Raised in the very different surroundings of Canning Town in
London’s East End, the star of The Rag Trade and On the Buses felt at home in Devon. ‘I love the look of Budleigh
Salterton,’ he is reported as saying within a few minutes of arriving in the town. And Varney, as the local paper put
it, became ‘Budleigh Salterton’s adopted son.’
it’s in Budleigh, rather than in Canning Town, or in Enfield – where he lived for many years during his long career
in showbusiness – that the centenary of the actor’s birth is being marked. An exhibition ‘Our Little Clown
– a tribute to Reg Varney’ opens in Budleigh’s Fairlynch Museum on 25 March, accompanied by the publication
of a biography of the same title. There’s talk of a vintage bus tour of the town, a celebration of his life in words
and music and even a bus created on Budleigh’s famous beach by the local pebble artist.

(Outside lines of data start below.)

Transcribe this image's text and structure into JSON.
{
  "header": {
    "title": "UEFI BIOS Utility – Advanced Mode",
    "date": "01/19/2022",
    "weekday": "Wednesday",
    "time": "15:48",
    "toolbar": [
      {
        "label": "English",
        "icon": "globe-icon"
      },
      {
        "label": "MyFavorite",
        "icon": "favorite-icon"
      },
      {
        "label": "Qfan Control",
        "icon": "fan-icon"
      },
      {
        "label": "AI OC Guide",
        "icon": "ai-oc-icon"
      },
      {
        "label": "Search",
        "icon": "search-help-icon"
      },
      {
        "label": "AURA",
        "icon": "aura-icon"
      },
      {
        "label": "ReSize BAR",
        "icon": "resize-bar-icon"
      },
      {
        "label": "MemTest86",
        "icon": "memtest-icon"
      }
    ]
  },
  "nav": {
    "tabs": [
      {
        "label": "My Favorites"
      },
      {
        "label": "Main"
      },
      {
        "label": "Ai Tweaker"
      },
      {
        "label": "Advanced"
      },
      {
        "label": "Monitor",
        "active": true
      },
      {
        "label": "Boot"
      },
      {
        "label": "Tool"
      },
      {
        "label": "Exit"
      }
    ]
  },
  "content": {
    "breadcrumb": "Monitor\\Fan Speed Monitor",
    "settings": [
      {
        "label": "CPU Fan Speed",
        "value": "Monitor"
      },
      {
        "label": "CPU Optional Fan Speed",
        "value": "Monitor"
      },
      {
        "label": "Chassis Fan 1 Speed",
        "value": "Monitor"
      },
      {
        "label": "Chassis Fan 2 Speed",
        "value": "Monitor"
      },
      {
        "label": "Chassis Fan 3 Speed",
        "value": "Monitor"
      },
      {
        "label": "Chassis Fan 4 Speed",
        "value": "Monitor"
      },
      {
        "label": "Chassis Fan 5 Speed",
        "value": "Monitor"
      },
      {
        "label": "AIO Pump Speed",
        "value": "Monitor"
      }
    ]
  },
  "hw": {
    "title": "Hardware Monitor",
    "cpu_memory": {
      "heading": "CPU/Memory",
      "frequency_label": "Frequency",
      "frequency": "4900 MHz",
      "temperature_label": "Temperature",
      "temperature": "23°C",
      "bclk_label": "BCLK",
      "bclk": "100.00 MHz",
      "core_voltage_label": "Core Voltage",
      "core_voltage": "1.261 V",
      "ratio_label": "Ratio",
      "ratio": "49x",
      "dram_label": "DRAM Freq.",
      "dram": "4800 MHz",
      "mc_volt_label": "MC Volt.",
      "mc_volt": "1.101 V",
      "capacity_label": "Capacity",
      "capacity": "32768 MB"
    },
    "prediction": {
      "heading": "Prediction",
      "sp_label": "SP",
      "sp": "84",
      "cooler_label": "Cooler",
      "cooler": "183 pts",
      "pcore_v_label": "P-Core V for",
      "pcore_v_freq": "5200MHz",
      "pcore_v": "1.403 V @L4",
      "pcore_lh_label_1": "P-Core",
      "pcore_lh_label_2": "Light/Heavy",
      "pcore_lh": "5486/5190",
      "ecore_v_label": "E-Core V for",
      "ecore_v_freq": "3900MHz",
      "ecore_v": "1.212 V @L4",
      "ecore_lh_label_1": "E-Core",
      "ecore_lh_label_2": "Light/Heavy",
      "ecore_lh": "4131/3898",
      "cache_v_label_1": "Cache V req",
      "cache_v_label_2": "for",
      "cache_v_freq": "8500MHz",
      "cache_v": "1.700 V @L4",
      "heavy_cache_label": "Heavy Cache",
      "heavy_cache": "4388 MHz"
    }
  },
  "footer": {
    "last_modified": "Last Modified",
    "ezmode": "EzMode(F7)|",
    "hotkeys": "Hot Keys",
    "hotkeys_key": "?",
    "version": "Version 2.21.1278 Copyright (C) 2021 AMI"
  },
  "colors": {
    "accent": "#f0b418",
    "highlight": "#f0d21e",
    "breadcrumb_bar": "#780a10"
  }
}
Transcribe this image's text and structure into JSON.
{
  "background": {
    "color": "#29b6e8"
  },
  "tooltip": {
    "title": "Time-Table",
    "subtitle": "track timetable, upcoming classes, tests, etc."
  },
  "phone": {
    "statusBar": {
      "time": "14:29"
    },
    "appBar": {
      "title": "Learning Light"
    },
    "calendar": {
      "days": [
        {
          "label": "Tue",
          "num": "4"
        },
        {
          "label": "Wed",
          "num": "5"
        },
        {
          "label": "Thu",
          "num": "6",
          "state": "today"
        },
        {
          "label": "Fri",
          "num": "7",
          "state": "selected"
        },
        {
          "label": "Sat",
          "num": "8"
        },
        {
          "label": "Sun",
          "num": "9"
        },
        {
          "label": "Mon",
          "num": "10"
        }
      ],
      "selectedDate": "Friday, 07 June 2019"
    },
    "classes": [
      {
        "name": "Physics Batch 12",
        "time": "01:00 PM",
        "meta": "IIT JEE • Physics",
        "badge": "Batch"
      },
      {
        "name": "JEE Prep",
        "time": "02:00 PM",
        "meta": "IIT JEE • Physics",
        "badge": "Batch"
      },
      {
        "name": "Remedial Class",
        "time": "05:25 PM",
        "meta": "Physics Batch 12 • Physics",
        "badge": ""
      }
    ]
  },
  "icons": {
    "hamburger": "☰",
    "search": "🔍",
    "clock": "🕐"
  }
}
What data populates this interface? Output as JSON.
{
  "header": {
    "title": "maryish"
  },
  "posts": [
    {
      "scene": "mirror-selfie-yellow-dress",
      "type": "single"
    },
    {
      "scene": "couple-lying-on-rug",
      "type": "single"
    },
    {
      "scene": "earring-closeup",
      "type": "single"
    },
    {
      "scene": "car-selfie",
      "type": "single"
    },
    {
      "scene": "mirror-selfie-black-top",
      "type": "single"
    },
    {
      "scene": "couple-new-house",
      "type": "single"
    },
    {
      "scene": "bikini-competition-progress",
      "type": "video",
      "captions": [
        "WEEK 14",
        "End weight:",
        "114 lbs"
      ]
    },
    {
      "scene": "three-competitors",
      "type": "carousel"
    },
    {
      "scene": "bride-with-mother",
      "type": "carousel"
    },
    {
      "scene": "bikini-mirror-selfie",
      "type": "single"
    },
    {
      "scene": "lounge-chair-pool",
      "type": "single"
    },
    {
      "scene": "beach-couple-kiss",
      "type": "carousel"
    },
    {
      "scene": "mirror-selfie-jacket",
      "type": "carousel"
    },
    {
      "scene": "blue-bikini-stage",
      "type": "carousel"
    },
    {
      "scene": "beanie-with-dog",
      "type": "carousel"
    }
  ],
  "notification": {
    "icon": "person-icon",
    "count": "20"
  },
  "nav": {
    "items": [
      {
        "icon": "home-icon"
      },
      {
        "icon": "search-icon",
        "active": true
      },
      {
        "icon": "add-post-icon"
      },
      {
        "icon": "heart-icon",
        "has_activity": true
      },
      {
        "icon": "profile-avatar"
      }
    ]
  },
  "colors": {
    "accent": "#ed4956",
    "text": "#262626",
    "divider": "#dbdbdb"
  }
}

The exhibition itself will surprise with its insights into Varney’s life. Opened by his daughter
Jeanne who lives in the town, it makes extensive use of autobiographical material as well as unpublished personal papers and
photos. Visitors to the exhibition who knew him as ‘Buses’ driver Stan Butler – Varney learnt to drive a
bus for his role in the TV series – will discover that he took his first steps in the world of entertainment as a 15-year-old
self-taught pianist and accordion-player in the tough world of East End working men’s clubs.
He trained not at drama school but
through experiences on stage. Some were triumphant, others were harsh and humiliating. Through it all he became a professional,
working with the likes of Benny Hill, and, almost, Peter Sellars: performing in cinemas, as a ventriloquist, in pantomime,
as a Shakespearean clown and in a little-known but much praised role as a tragicomic straight actor which turned out to be
his greatest gamble. With some heart attacks on the way.
And then there are his paintings… and his writing – the Fairlynch
exhibition owes its title to Varney’s autobiography The Little Clown, published in 1990, but sadly out of print.
The exhibition has been generously
supported by a grant from The Mackintosh Foundation.
‘Our Little Clown’ opens on 25 March and runs until 30 September 2016.
Fairlynch Museum is open daily except Mondays, 2.00-4.30 pm. Admission is free. Proceeds from the sale of the booklet Our
Little Clown are being divided between Fairlynch Museum and the British Heart Foundation.